ABSTRACT

Education as Enforcement 2010 As we prepared the first edition of Education as Enforcement for publication, the United States-with more than a hundred permanent military bases around the globe-was a nation at war in Afghanistan. As the second edition goes to print, the United States has been at war on two fronts for over eight years with high troop levels expected to continue in Iraq indefinitely and the war in Afghanistan escalated by a president who campaigned on ending the war in Iraq and who (in the tradition of Kissinger who also won the Peace Prize before escalating the Vietnam War) gave a Nobel Peace Prize speech defending his war escalation.
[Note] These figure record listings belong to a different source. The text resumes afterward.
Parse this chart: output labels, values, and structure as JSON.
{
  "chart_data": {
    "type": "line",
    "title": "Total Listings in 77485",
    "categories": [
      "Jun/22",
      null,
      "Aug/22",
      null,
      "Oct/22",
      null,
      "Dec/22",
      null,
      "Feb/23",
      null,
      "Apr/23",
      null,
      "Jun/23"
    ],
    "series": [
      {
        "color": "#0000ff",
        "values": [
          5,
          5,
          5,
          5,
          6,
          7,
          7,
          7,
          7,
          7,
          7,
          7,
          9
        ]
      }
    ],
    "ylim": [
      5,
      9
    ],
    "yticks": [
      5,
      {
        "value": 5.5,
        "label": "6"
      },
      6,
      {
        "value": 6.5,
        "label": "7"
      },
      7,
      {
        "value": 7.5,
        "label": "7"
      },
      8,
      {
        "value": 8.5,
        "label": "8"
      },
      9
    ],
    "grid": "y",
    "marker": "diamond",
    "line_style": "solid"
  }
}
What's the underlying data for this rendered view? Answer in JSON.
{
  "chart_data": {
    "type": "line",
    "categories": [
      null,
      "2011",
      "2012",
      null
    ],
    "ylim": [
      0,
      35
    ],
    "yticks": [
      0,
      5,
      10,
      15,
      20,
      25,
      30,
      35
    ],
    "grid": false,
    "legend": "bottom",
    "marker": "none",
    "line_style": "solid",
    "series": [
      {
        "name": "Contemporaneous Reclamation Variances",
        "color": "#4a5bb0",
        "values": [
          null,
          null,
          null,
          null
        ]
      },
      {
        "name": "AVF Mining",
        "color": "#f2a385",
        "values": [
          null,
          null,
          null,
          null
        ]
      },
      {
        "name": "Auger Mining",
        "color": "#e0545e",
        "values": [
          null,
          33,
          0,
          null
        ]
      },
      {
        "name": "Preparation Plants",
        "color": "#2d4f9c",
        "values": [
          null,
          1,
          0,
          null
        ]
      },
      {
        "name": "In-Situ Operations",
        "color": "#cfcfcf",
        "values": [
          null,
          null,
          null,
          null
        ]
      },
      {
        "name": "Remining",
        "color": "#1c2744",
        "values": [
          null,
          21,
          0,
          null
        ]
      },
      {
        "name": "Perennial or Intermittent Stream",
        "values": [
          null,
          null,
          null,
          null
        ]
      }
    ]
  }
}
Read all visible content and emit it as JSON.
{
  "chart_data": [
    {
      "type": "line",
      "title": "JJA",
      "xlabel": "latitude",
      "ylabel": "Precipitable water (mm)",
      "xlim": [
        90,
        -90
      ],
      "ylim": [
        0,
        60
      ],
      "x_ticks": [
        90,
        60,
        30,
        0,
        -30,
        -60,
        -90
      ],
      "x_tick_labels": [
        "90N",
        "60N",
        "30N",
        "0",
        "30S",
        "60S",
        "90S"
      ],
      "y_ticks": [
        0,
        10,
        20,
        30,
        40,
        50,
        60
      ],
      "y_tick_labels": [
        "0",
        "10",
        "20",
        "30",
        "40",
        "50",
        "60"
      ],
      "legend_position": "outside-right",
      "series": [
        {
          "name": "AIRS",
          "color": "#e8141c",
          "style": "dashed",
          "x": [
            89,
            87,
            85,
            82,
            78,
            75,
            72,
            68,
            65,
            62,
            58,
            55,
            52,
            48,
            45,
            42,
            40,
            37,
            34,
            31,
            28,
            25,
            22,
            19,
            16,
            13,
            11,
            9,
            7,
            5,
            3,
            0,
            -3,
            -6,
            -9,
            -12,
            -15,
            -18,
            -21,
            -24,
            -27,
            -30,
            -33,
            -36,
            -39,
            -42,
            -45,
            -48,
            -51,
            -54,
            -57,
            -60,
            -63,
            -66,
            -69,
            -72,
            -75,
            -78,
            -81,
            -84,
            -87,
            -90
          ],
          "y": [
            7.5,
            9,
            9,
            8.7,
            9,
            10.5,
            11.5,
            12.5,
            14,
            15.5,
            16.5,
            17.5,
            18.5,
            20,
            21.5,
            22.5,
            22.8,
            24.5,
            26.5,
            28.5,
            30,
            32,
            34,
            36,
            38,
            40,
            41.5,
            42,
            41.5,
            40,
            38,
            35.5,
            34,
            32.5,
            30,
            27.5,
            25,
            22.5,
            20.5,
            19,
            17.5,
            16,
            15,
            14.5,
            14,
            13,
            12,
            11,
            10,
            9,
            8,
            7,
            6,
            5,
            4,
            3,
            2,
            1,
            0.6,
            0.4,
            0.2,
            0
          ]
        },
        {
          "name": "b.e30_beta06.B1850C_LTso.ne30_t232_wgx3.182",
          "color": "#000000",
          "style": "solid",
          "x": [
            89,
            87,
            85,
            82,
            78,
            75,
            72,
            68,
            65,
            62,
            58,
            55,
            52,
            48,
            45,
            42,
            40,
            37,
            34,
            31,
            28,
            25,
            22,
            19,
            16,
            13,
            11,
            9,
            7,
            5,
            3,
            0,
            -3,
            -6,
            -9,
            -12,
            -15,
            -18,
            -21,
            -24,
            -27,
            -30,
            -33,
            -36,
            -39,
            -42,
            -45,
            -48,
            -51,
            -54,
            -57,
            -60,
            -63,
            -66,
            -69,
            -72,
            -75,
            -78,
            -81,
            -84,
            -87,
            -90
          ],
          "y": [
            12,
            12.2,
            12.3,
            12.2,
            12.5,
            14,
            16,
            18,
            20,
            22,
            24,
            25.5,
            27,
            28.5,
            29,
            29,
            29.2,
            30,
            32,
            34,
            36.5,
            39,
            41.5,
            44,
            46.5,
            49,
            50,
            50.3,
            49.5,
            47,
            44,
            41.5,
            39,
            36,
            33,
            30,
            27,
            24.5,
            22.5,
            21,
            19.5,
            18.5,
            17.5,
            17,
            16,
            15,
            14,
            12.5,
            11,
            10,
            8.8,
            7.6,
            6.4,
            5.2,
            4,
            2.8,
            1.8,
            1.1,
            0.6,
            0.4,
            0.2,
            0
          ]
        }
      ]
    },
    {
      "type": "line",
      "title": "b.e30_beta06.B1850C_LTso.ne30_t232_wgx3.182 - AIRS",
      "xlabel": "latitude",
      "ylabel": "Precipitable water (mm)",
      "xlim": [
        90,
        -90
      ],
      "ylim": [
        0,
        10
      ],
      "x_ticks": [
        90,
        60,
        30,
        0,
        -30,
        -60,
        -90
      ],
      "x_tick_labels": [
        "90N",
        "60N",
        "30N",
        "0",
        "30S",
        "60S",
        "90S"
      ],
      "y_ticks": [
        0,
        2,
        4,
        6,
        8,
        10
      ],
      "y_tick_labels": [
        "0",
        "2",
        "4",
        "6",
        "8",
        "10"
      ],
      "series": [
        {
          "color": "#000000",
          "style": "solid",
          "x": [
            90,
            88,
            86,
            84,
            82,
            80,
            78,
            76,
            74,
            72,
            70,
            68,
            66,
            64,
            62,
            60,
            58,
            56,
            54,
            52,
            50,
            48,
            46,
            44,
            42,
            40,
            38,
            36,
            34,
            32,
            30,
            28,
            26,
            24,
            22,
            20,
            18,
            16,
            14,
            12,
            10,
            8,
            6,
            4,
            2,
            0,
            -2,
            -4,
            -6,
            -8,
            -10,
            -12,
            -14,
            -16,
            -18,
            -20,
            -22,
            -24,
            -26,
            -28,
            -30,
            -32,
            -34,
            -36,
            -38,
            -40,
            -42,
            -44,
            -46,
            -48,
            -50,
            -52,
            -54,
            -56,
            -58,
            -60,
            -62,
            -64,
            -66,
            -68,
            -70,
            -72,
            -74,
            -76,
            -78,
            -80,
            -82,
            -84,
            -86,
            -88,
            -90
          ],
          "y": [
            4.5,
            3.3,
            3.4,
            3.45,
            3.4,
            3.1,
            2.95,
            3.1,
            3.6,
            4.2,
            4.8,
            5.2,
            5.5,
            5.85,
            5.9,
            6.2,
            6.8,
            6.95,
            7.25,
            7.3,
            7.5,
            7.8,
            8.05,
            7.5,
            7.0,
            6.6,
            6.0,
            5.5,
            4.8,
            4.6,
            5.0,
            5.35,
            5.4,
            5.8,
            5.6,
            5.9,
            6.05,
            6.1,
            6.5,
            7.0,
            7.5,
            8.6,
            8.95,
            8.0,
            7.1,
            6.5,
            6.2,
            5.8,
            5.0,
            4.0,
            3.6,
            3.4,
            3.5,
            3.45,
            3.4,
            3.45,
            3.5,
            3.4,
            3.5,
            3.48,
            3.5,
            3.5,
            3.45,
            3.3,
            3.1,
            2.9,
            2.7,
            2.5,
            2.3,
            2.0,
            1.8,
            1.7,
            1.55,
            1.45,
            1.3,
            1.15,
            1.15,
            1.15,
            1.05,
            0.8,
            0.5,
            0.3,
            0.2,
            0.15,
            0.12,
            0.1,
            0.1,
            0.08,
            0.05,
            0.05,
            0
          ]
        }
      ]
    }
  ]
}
The Obama administration has expanded war to Pakistan, Somalia, and Yemen, while continuing rendition, the outsourcing of torture, and the vast use of for-profit military contractors whose private status enables them to operate in ways that are illegal for U.S. troops. Entering first-year university students in the United States in 2010-2011 will have spent about half of their lives living in a nation at war and will have experienced the events of 9/11/01 as children. These facts illustrate the extent to which the waging of war has become a kind of natural social fact, a backdrop for life in the United States, but also at the same time something largely kept out of the consciousness and experience of most American citizens’ daily lives. Infotainment, advertising, and public relations, a steady stream of celebrity-oriented trivia, and gossip educate most citizens heavily. Despite being awash in unlimited information that they could use to participate in democratic public life they are largely produced not as participating citizens, but rather principally as consumers and spectators. The central concern of the book remains the ways that schooling and other educative forces undermine the conditions for public and critical forms of democracy.